Ferocactus tiburonensis is a species of Ferocactus found in Mexico.

==Description==
Ferocactus tiburonensis is a solitary cactus, reaching up to 1 meter in height and 35 cm in diameter. It has around 21 slightly tuberous ribs and grooved spines that are hard to distinguish between central and peripheral spines. The four straight or twisted central spines, arranged crosswise, can grow up to 9 cm long, with the lowest occasionally flattened. Its small, non-bristle-like marginal thorns resemble the central thorns.

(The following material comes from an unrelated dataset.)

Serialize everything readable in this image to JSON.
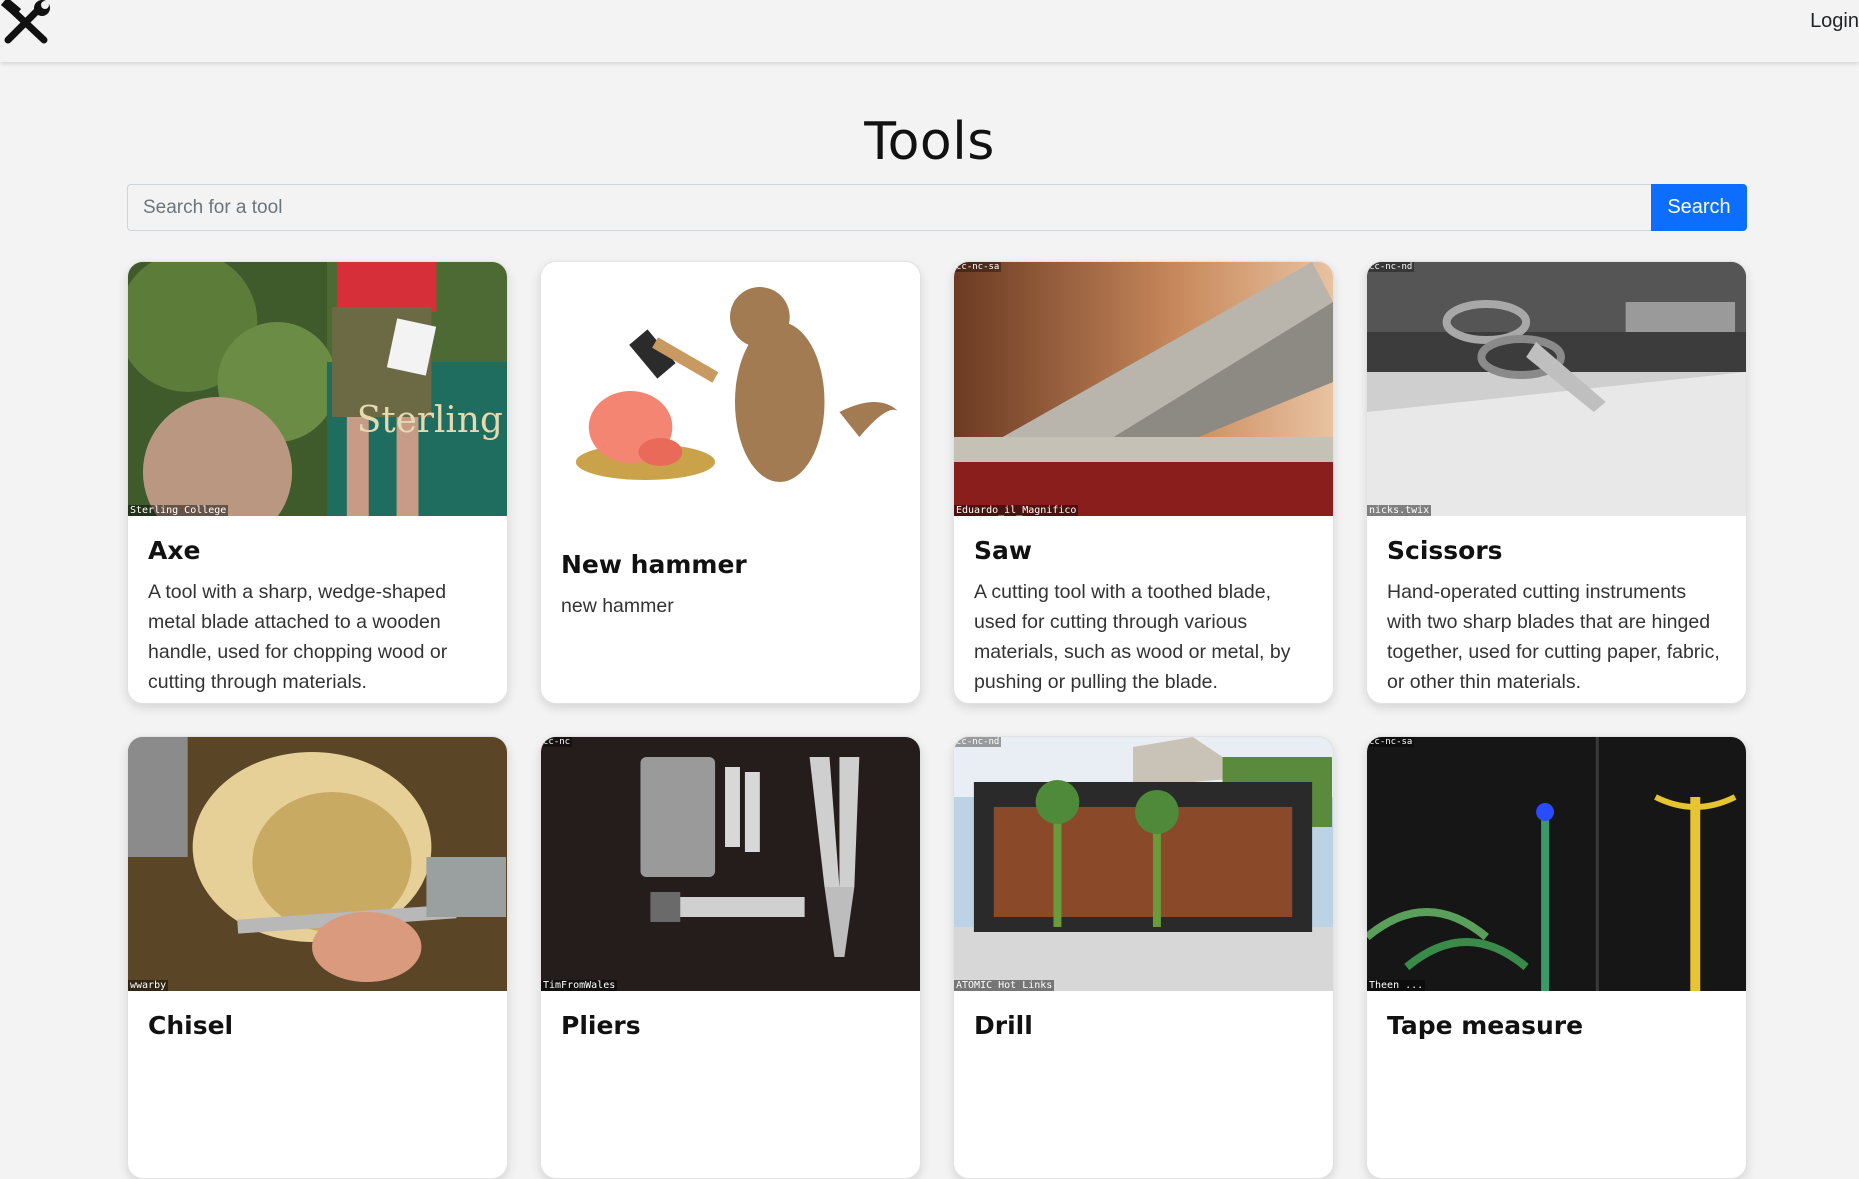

The plant blooms from April and May. The funnel-shaped, yellow flowers are up to 6 cm long and 5 cm in diameter, while the spherical fruits are yellow, fleshy, and 2 to 4 cm long.

==Distribution==
The plant is found growing in eastern bajada to Sierra Kunkaak, Tiburón Island and south of Bahía Kino to the vicinity of Tastiota in Sonora, Mexico.

==Taxonomy==
George Edmund Lindsay first described the plant as Ferocactus wislizeni var. tiburonensis in 1955, with the specific epithet referring to its occurrence on Tiburón Island, Mexico. Curt Backeberg elevated the variety to species rank in 1961.